Integration monitor

Integration monitor is a daily Latvian press digest on ethnic minority and society integration issues. The Monitor reviews the biggest Latvian dailies: Diena, Latvijas Avize, Neatkariga (in Latvian language), Vesti Segodnya (in Russian language). In specific cases other information sources are used. Latvian Centre for Human Rights is not responsible for information published by the media.

June 21, 2013

  • Vesti Segodnya reports about a scandal around possible usage in Riga schools of books issued in Russia
  • Saeima supported in the final reading ban of usage of the USSR and Nazi symbolic at the public events
  • Representatives of the Congress of Non-Citizens met with three members of the European Parliament

Vesti Segodnya reports about a scandal around possible usage of books in Riga schools issued in Russia. The deputy of the Riga City Council Janis Martins Skuja found that one of the Russian language schools uses a book on political science issued in Russia and complained about it to the Security Police and the Ministry of Education and Science. Mr Skuja claimed that the book is biased and asked to check whether the schools really use such books. The director of the school where the book was found in an interview to the newspaper explained that the book was never used in the study process and it was stored in her personal library.

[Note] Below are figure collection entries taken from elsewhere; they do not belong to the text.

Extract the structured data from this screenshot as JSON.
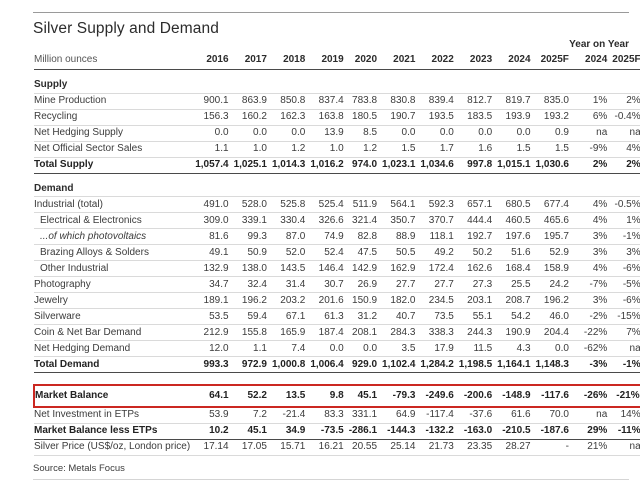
{
  "title": "Silver Supply and Demand",
  "unit_label": "Million ounces",
  "year_on_year_label": "Year on Year",
  "source": "Source: Metals Focus",
  "colors": {
    "highlight_border": "#cb2821",
    "rule_dark": "#4a4a4a",
    "rule_light": "#dadada",
    "text": "#3b3b3b"
  },
  "table": {
    "columns": [
      "2016",
      "2017",
      "2018",
      "2019",
      "2020",
      "2021",
      "2022",
      "2023",
      "2024",
      "2025F",
      "2024",
      "2025F"
    ],
    "rows": [
      {
        "label": "Supply",
        "style": "section",
        "values": []
      },
      {
        "label": "Mine Production",
        "style": "",
        "values": [
          "900.1",
          "863.9",
          "850.8",
          "837.4",
          "783.8",
          "830.8",
          "839.4",
          "812.7",
          "819.7",
          "835.0",
          "1%",
          "2%"
        ]
      },
      {
        "label": "Recycling",
        "style": "",
        "values": [
          "156.3",
          "160.2",
          "162.3",
          "163.8",
          "180.5",
          "190.7",
          "193.5",
          "183.5",
          "193.9",
          "193.2",
          "6%",
          "-0.4%"
        ]
      },
      {
        "label": "Net Hedging Supply",
        "style": "",
        "values": [
          "0.0",
          "0.0",
          "0.0",
          "13.9",
          "8.5",
          "0.0",
          "0.0",
          "0.0",
          "0.0",
          "0.9",
          "na",
          "na"
        ]
      },
      {
        "label": "Net Official Sector Sales",
        "style": "",
        "values": [
          "1.1",
          "1.0",
          "1.2",
          "1.0",
          "1.2",
          "1.5",
          "1.7",
          "1.6",
          "1.5",
          "1.5",
          "-9%",
          "4%"
        ]
      },
      {
        "label": "Total Supply",
        "style": "total",
        "values": [
          "1,057.4",
          "1,025.1",
          "1,014.3",
          "1,016.2",
          "974.0",
          "1,023.1",
          "1,034.6",
          "997.8",
          "1,015.1",
          "1,030.6",
          "2%",
          "2%"
        ]
      },
      {
        "label": "Demand",
        "style": "section",
        "values": []
      },
      {
        "label": "Industrial (total)",
        "style": "",
        "values": [
          "491.0",
          "528.0",
          "525.8",
          "525.4",
          "511.9",
          "564.1",
          "592.3",
          "657.1",
          "680.5",
          "677.4",
          "4%",
          "-0.5%"
        ]
      },
      {
        "label": "Electrical & Electronics",
        "style": "indent",
        "values": [
          "309.0",
          "339.1",
          "330.4",
          "326.6",
          "321.4",
          "350.7",
          "370.7",
          "444.4",
          "460.5",
          "465.6",
          "4%",
          "1%"
        ]
      },
      {
        "label": "...of which photovoltaics",
        "style": "indent italic",
        "values": [
          "81.6",
          "99.3",
          "87.0",
          "74.9",
          "82.8",
          "88.9",
          "118.1",
          "192.7",
          "197.6",
          "195.7",
          "3%",
          "-1%"
        ]
      },
      {
        "label": "Brazing Alloys & Solders",
        "style": "indent",
        "values": [
          "49.1",
          "50.9",
          "52.0",
          "52.4",
          "47.5",
          "50.5",
          "49.2",
          "50.2",
          "51.6",
          "52.9",
          "3%",
          "3%"
        ]
      },
      {
        "label": "Other Industrial",
        "style": "indent",
        "values": [
          "132.9",
          "138.0",
          "143.5",
          "146.4",
          "142.9",
          "162.9",
          "172.4",
          "162.6",
          "168.4",
          "158.9",
          "4%",
          "-6%"
        ]
      },
      {
        "label": "Photography",
        "style": "",
        "values": [
          "34.7",
          "32.4",
          "31.4",
          "30.7",
          "26.9",
          "27.7",
          "27.7",
          "27.3",
          "25.5",
          "24.2",
          "-7%",
          "-5%"
        ]
      },
      {
        "label": "Jewelry",
        "style": "",
        "values": [
          "189.1",
          "196.2",
          "203.2",
          "201.6",
          "150.9",
          "182.0",
          "234.5",
          "203.1",
          "208.7",
          "196.2",
          "3%",
          "-6%"
        ]
      },
      {
        "label": "Silverware",
        "style": "",
        "values": [
          "53.5",
          "59.4",
          "67.1",
          "61.3",
          "31.2",
          "40.7",
          "73.5",
          "55.1",
          "54.2",
          "46.0",
          "-2%",
          "-15%"
        ]
      },
      {
        "label": "Coin & Net Bar Demand",
        "style": "",
        "values": [
          "212.9",
          "155.8",
          "165.9",
          "187.4",
          "208.1",
          "284.3",
          "338.3",
          "244.3",
          "190.9",
          "204.4",
          "-22%",
          "7%"
        ]
      },
      {
        "label": "Net Hedging Demand",
        "style": "",
        "values": [
          "12.0",
          "1.1",
          "7.4",
          "0.0",
          "0.0",
          "3.5",
          "17.9",
          "11.5",
          "4.3",
          "0.0",
          "-62%",
          "na"
        ]
      },
      {
        "label": "Total Demand",
        "style": "total",
        "values": [
          "993.3",
          "972.9",
          "1,000.8",
          "1,006.4",
          "929.0",
          "1,102.4",
          "1,284.2",
          "1,198.5",
          "1,164.1",
          "1,148.3",
          "-3%",
          "-1%"
        ]
      },
      {
        "label": "",
        "style": "spacer",
        "values": []
      },
      {
        "label": "Market Balance",
        "style": "highlight",
        "values": [
          "64.1",
          "52.2",
          "13.5",
          "9.8",
          "45.1",
          "-79.3",
          "-249.6",
          "-200.6",
          "-148.9",
          "-117.6",
          "-26%",
          "-21%"
        ]
      },
      {
        "label": "Net Investment in ETPs",
        "style": "",
        "values": [
          "53.9",
          "7.2",
          "-21.4",
          "83.3",
          "331.1",
          "64.9",
          "-117.4",
          "-37.6",
          "61.6",
          "70.0",
          "na",
          "14%"
        ]
      },
      {
        "label": "Market Balance less ETPs",
        "style": "total",
        "values": [
          "10.2",
          "45.1",
          "34.9",
          "-73.5",
          "-286.1",
          "-144.3",
          "-132.2",
          "-163.0",
          "-210.5",
          "-187.6",
          "29%",
          "-11%"
        ]
      },
      {
        "label": "Silver Price (US$/oz, London price)",
        "style": "",
        "values": [
          "17.14",
          "17.05",
          "15.71",
          "16.21",
          "20.55",
          "25.14",
          "21.73",
          "23.35",
          "28.27",
          "-",
          "21%",
          "na"
        ]
      }
    ]
  }
}
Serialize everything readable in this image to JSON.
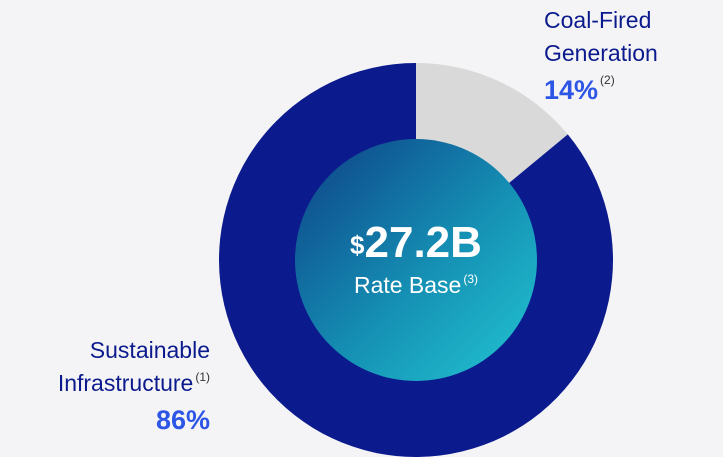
{
  "chart_data": {
    "type": "pie",
    "donut": true,
    "categories": [
      "Sustainable Infrastructure",
      "Coal-Fired Generation"
    ],
    "category_notes": [
      "(1)",
      "(2)"
    ],
    "values": [
      86,
      14
    ],
    "value_labels": [
      "86%",
      "14%"
    ],
    "colors": [
      "#0b1a8c",
      "#d9d9d9"
    ],
    "center_value": {
      "currency": "$",
      "amount": "27.2B"
    },
    "center_label": "Rate Base",
    "center_label_note": "(3)"
  }
}
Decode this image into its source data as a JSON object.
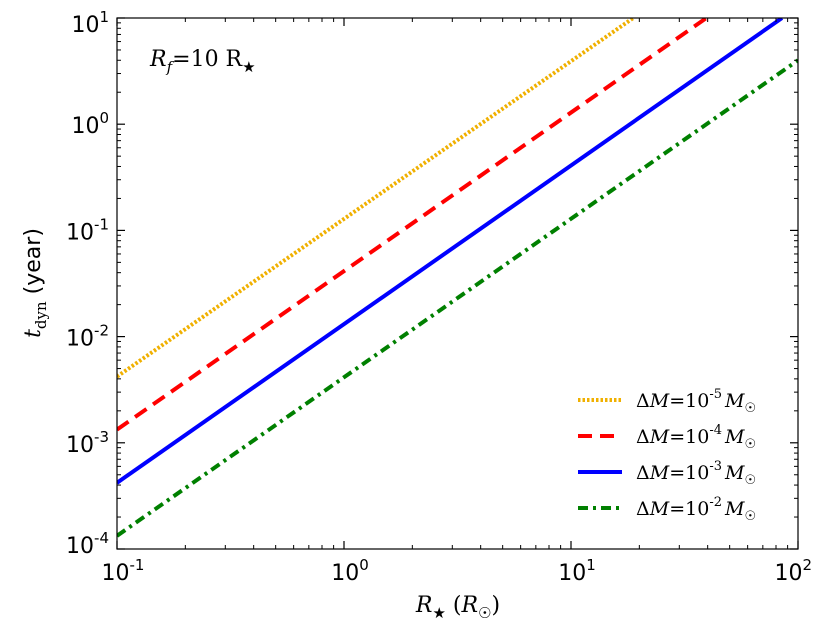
{
  "chart_data": {
    "type": "line",
    "xscale": "log",
    "yscale": "log",
    "xlim": [
      0.1,
      100
    ],
    "ylim": [
      0.0001,
      10
    ],
    "xlabel": "R★ (R☉)",
    "ylabel": "t_dyn (year)",
    "annotation": "R_f = 10 R★",
    "x_ticks": [
      {
        "base": "10",
        "exp": "-1",
        "value": 0.1
      },
      {
        "base": "10",
        "exp": "0",
        "value": 1
      },
      {
        "base": "10",
        "exp": "1",
        "value": 10
      },
      {
        "base": "10",
        "exp": "2",
        "value": 100
      }
    ],
    "y_ticks": [
      {
        "base": "10",
        "exp": "-4",
        "value": 0.0001
      },
      {
        "base": "10",
        "exp": "-3",
        "value": 0.001
      },
      {
        "base": "10",
        "exp": "-2",
        "value": 0.01
      },
      {
        "base": "10",
        "exp": "-1",
        "value": 0.1
      },
      {
        "base": "10",
        "exp": "0",
        "value": 1
      },
      {
        "base": "10",
        "exp": "1",
        "value": 10
      }
    ],
    "legend_location": "lower-right",
    "series": [
      {
        "name": "ΔM=10^-5 M☉",
        "delta_m_exp": "-5",
        "color": "#f0b000",
        "style": "dotted",
        "x": [
          0.1,
          18.8
        ],
        "y": [
          0.0042,
          10
        ]
      },
      {
        "name": "ΔM=10^-4 M☉",
        "delta_m_exp": "-4",
        "color": "#ff0000",
        "style": "dashed",
        "x": [
          0.1,
          39.5
        ],
        "y": [
          0.00133,
          10
        ]
      },
      {
        "name": "ΔM=10^-3 M☉",
        "delta_m_exp": "-3",
        "color": "#0000ff",
        "style": "solid",
        "x": [
          0.1,
          85
        ],
        "y": [
          0.00042,
          10
        ]
      },
      {
        "name": "ΔM=10^-2 M☉",
        "delta_m_exp": "-2",
        "color": "#008000",
        "style": "dashdot",
        "x": [
          0.1,
          100
        ],
        "y": [
          0.000133,
          4
        ]
      }
    ]
  }
}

Yesterday, the Saeima supported in the final reading the amendments to the Law "On the Security of Public Entertainment and Festive Events” forbidding usage of the USSR and Nazi symbolic. The amendments ban usage of Soviet and Nazi flags, emblems, and anthems, Nazi swastika, signs of the Waffen SS legion and Soviet symbols including the hammer and sickle together with five-pointed star. Usage of these symbols will not be prohibited if the aim of the usage is not connected with glorification of totalitarian regimes or justification of crimes committed by these regimes. Latvijas Avize notes that the MPs excluded from the amendments usage of uniforms explaining it by the fact that there were too many kinds of uniforms.

Vesti Segodnya reports that representatives of the Congress of Non-Citizens met with three members of the European Parliament including MEP from Latvia Tatjana Zdanoka informing them about the problem of large scale non-citizenship in Latvia and establishment of the Parliament of Unrepresented.